Design

Presentato il Serpentine Gallery Pavillon 2016

Roberto Levati
4 marzo 2016

00_Serpentine Gallery BIG

Anche quest’anno la Serpentine Gallery di Londra, nota galleria d’arte inaugurata nel 1970 all’interno di Kensington Garden, presenta il padiglione estivo che da giugno ad ottobre integrerà gli spazi espositivi del museo.

A partire dal 2000, infatti, la Serpentine Gallery seleziona un architetto a cui assegnare il proprio padiglione temporaneo, pensato per ospitare un folto programma di eventi e manifestazioni.

Negli anni si sono susseguite grandi firme, come Zaha Hadid (2000), Rem Koolhaas (2006), Frank Gehry (2008), SANAA (2009) e Herzog & de Meuron (2012), ciascuna delle quali ha contribuito alla realizzazione di una ricca collezione di spazi architettonici eleganti e raffinati.

L’edizione 2016 è stata affidata allo studio BIG, guidato dall’architetto danese Bjarke Ingels, che negli ultimi anni si è affermato nei panorami architettonici di tutto il mondo. Tale annuncio è stato accompagnato da una sorpresa, infatti; per la prima volta nella storia della galleria, il padiglione sarà affiancato da quattro Summer house, piccoli spazi da 25 mq affidati ad altrettanti progettisti accuratamente selezionati. A firmare queste realizzazioni saranno l’inglese Asif Khan, unico architetto “di casa”, il nigeriano Kunlé Adeyemi, lo studio tedesco-americano Barkow Leibinger e il franco-ungherese Yona Friedman, classe 1923.

  • Serpentine Gallery BIG

  • Serpentine Gallery BIG

  • Serpentine Gallery ZAHA HADID

  • Serpentine Gallery REM KOOLHAAS

  • Serpentine Gallery GEHRY

  • Serpentine Gallery SANAA

  • Serpentine Gallery ZUMTHOR

  • Serpentine Gallery HERZOG & DE MEURON

  • Summer House di ASIF KHAN

  • Summer House di BARKOW LEIBINGER

  • Summer House di KUNLé ADEYEMI

  • Summer House di YONA FRIEDMAN

Il progetto del padiglione 2016 nasce da uno degli archetipi dell’architettura: il muro. Un muro che viene scomposto e decompresso, trasformato in una superficie libera e sinuosa che si modella per dar forma ad ambienti che ospiteranno una caffetteria ed uno spazio per eventi.

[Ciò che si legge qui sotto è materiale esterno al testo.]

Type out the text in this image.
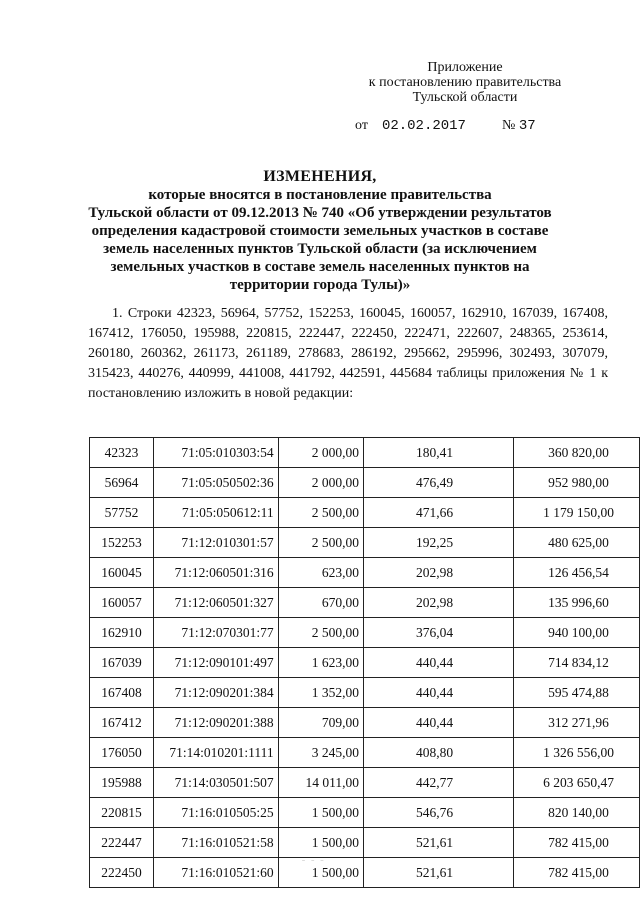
Приложение
к постановлению правительства
Тульской области
от 02.02.2017	№ 37
ИЗМЕНЕНИЯ,
которые вносятся в постановление правительства
Тульской области от 09.12.2013 № 740 «Об утверждении результатов
определения кадастровой стоимости земельных участков в составе
земель населенных пунктов Тульской области (за исключением
земельных участков в составе земель населенных пунктов на
территории города Тулы)»

1. Строки 42323, 56964, 57752, 152253, 160045, 160057, 162910, 167039, 167408, 167412, 176050, 195988, 220815, 222447, 222450, 222471, 222607, 248365, 253614, 260180, 260362, 261173, 261189, 278683, 286192, 295662, 295996, 302493, 307079, 315423, 440276, 440999, 441008, 441792, 442591, 445684 таблицы приложения № 1 к постановлению изложить в новой редакции:

42323	71:05:010303:54	2 000,00	180,41	360 820,00
56964	71:05:050502:36	2 000,00	476,49	952 980,00
57752	71:05:050612:11	2 500,00	471,66	1 179 150,00
152253	71:12:010301:57	2 500,00	192,25	480 625,00
160045	71:12:060501:316	623,00	202,98	126 456,54
160057	71:12:060501:327	670,00	202,98	135 996,60
162910	71:12:070301:77	2 500,00	376,04	940 100,00
167039	71:12:090101:497	1 623,00	440,44	714 834,12
167408	71:12:090201:384	1 352,00	440,44	595 474,88
167412	71:12:090201:388	709,00	440,44	312 271,96
176050	71:14:010201:1111	3 245,00	408,80	1 326 556,00
195988	71:14:030501:507	14 011,00	442,77	6 203 650,47
220815	71:16:010505:25	1 500,00	546,76	820 140,00
222447	71:16:010521:58	1 500,00	521,61	782 415,00
222450	71:16:010521:60	1 500,00	521,61	782 415,00
ˉ ˉ ˉ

Realizzata con profili scatolari estrusi in fibra di vetro, la struttura richiama la trama dei classici muri di mattoni degli edifici inglesi, dilatandosi nella successione spazi e permettendo alla luce naturale di diventare protagonista nella caratterizzazione degli spazi interni.

La presenza diventerà assenza, l’ortogonale curvilineo, la struttura gesto, e la scatola blob”, questo è quanto dichiarato dall’architetto danese immaginandosi un visitatore che, camminando attorno e attraverso il padiglione, si trova di fronte ad una edificio “in movimento”, capace di mutare il suo aspetto a seconda del punto di osservazione.